Ga naar de inhoud

Portugal: Stroom is nu Chinees

LISSABON – Net voor het eind van het jaar is het duidelijk: het staatsbelang in het energiebedrijf EDP is verkocht aan een Chinees bedrijf. De verkoop vormt de aftrap van een reeks privatiseringen die zijn weerga niet kent in de geschiedenis van het land.

3 min leestijd
Placeholder image

(Het origineel bij deWereldMorgen)

De firma China’s Three Gorges Corp troefde Duitse en Braziliaanse concurrenten af met 2,7 miljard euro. Het verwerft daarmee 21 procent en wordt de grootste aandeelhouder. De staat behoudt 4 procent. Het is de Chinezen niet alleen te doen om de Portugese stroom. Volgens de Chinese gigant opent dit de deur naar meer investeringen.

Eisenpakket

De privatisering van het energiebedrijf vormt de eerste stap van het eisenpakket waar Portugal voor heeft getekend voor het verkrijgen van de noodlening van 78 miljard euro in mei. Ook andere diensten moeten worden geprivatiseerd, zoals de lucratieve nationale luchthaven, de nationale luchtvaartmaatschappij en de postdienst CTT. De aandelen die de staat bezit in het nationale oliebedrijf en het bedrijf dat het elektriciteitsnet beheert, mogen later worden verkocht, wanneer de markt aantrekt.
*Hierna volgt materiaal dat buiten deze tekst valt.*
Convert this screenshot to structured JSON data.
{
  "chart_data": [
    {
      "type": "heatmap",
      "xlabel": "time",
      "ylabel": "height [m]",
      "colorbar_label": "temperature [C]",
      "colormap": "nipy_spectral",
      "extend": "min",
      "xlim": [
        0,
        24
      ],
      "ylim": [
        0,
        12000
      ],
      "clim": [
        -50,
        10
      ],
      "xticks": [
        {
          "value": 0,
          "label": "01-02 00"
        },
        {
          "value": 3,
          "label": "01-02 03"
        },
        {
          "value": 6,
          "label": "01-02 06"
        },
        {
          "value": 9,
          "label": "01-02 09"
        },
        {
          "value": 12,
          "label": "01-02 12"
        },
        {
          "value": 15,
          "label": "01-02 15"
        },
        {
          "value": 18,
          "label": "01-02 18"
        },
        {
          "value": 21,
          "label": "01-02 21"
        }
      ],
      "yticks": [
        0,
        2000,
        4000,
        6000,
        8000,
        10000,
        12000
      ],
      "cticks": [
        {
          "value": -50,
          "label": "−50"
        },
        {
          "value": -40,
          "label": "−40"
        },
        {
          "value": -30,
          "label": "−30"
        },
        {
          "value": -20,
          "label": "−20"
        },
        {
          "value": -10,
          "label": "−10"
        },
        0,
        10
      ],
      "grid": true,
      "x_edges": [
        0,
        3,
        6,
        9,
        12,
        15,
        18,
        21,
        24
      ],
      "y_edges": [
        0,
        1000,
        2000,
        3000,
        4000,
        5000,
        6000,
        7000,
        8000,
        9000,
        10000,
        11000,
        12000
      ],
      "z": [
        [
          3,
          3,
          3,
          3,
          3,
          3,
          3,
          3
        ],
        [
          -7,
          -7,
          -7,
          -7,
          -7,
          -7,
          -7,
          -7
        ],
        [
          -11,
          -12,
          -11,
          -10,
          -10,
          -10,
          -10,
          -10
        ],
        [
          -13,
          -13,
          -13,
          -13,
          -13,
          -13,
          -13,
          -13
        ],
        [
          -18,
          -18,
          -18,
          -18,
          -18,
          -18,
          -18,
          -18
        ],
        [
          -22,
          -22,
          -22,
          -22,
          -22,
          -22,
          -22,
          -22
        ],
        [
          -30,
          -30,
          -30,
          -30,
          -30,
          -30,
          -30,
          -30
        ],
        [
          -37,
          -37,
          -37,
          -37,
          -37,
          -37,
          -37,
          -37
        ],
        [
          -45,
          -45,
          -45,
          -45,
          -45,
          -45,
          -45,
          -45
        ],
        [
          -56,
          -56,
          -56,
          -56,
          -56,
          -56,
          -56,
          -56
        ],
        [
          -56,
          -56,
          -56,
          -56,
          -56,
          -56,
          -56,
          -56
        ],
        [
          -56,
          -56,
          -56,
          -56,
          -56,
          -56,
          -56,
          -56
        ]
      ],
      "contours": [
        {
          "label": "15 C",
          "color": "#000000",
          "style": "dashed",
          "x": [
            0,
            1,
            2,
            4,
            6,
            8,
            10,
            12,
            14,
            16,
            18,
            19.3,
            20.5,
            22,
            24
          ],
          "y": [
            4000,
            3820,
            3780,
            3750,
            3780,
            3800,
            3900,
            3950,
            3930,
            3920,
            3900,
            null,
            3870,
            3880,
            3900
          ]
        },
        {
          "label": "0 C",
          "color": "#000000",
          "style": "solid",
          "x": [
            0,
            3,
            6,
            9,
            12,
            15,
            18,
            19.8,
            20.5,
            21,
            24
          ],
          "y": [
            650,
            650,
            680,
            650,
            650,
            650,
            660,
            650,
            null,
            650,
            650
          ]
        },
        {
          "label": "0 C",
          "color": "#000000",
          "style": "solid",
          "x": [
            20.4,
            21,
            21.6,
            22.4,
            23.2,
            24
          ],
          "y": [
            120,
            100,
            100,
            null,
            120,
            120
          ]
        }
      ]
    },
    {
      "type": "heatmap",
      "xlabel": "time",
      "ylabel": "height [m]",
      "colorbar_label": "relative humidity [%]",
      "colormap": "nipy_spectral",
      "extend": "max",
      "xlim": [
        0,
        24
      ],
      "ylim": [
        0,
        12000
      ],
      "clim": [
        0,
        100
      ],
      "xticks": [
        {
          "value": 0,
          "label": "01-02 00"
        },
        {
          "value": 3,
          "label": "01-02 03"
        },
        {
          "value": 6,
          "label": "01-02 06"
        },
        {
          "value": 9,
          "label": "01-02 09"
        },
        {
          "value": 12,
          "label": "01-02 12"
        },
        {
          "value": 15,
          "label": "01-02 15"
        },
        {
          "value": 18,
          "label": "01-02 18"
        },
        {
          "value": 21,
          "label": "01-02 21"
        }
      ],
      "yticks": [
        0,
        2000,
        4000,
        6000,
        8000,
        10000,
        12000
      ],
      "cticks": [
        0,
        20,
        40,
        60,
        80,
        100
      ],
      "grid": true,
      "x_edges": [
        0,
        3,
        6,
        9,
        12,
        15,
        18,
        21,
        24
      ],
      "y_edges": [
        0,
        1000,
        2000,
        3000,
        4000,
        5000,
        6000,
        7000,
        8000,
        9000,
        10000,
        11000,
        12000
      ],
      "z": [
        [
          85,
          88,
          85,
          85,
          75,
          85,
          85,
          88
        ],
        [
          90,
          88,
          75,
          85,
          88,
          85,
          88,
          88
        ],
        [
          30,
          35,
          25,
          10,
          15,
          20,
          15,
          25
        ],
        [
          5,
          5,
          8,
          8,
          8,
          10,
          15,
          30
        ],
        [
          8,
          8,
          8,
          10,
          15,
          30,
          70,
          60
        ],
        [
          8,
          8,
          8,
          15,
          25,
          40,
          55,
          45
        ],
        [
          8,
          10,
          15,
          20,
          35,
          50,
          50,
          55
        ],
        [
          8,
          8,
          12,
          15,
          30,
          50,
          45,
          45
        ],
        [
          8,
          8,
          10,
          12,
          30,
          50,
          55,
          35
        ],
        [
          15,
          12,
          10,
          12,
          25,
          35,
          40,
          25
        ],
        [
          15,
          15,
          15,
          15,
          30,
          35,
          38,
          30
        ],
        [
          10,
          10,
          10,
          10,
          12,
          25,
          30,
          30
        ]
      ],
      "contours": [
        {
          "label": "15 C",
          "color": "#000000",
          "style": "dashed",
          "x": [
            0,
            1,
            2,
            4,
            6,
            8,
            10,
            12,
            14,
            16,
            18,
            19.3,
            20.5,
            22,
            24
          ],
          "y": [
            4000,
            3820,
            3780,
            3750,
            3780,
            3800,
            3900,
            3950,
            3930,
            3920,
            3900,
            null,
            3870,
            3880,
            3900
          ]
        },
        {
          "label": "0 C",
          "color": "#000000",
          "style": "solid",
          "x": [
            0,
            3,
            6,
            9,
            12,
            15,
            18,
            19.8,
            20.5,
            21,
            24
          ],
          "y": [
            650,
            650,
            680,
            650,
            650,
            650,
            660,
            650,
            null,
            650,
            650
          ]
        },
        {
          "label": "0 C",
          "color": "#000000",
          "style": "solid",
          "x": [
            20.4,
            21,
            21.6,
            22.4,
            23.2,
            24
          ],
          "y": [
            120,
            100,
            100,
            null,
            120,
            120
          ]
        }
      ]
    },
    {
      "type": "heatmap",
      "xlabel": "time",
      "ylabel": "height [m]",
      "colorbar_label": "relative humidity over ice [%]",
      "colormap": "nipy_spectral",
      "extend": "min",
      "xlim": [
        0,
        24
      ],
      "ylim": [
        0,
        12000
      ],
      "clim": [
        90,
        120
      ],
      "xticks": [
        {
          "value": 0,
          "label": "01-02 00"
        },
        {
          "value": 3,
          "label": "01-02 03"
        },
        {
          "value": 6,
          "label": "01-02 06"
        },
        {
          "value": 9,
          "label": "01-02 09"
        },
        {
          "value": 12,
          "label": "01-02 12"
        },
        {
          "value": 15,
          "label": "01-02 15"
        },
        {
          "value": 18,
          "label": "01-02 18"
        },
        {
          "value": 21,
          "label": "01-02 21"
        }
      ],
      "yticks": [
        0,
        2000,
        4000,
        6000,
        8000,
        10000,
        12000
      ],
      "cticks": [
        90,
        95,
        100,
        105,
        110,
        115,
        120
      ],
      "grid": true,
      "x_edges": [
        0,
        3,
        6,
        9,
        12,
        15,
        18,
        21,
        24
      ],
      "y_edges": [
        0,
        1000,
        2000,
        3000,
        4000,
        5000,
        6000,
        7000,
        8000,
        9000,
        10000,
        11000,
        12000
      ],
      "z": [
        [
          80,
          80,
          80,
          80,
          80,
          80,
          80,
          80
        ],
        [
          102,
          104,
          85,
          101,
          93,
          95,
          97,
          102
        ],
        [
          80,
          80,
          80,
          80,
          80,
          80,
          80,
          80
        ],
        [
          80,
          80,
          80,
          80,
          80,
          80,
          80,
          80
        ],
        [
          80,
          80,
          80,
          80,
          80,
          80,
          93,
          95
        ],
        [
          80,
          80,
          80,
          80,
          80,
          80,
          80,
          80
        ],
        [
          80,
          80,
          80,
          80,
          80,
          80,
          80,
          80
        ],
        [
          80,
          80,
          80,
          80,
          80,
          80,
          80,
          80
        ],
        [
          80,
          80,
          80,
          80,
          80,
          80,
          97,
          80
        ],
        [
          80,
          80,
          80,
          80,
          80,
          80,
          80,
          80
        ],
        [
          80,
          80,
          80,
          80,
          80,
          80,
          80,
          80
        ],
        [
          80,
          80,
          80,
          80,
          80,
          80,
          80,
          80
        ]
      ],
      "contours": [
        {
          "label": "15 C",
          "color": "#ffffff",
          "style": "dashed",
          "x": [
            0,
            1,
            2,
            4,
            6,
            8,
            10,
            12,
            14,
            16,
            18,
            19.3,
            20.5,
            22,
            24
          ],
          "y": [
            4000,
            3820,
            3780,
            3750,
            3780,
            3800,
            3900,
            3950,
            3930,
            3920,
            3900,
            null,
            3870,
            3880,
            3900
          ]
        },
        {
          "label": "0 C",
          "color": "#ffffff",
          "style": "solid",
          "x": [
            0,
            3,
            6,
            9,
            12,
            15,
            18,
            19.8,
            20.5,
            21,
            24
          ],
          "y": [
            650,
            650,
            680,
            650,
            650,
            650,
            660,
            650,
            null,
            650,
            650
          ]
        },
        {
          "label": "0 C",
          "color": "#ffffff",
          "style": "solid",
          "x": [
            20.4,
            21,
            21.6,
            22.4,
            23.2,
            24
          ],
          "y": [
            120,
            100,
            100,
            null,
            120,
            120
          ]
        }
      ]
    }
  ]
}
Maar deze en andere privatiseringen zijn niet de enige eis van de “trojka” van crediteuren, het Internationaal Monetair Fonds, de Europese Unie en de Europese Centrale Bank. Ook moet de arbeidsmarkt worden hervormd, het ontslagrecht versoepeld, pensioenen en lonen bevroren, uitkeringen verlaagd, belastingen verhoogd en de uitgaven beperkt. Portugezen hebben nu recht op 25 vakantiedagen en vakantiegeld ter hoogte van twee maandsalarissen. Dat moet allemaal minder worden.

Bezet

Het lijkt of het land bezet is door vreemde mogendheden, zei de voorman van de centrale vakbond CGTP, Manuel Carvalho da Silva. “Dat laat zien dat de regering niet meer regeert voor de burgers, maar voor de economische en financiële groepen.” Dit is “sociaal terrorisme”, zei hij.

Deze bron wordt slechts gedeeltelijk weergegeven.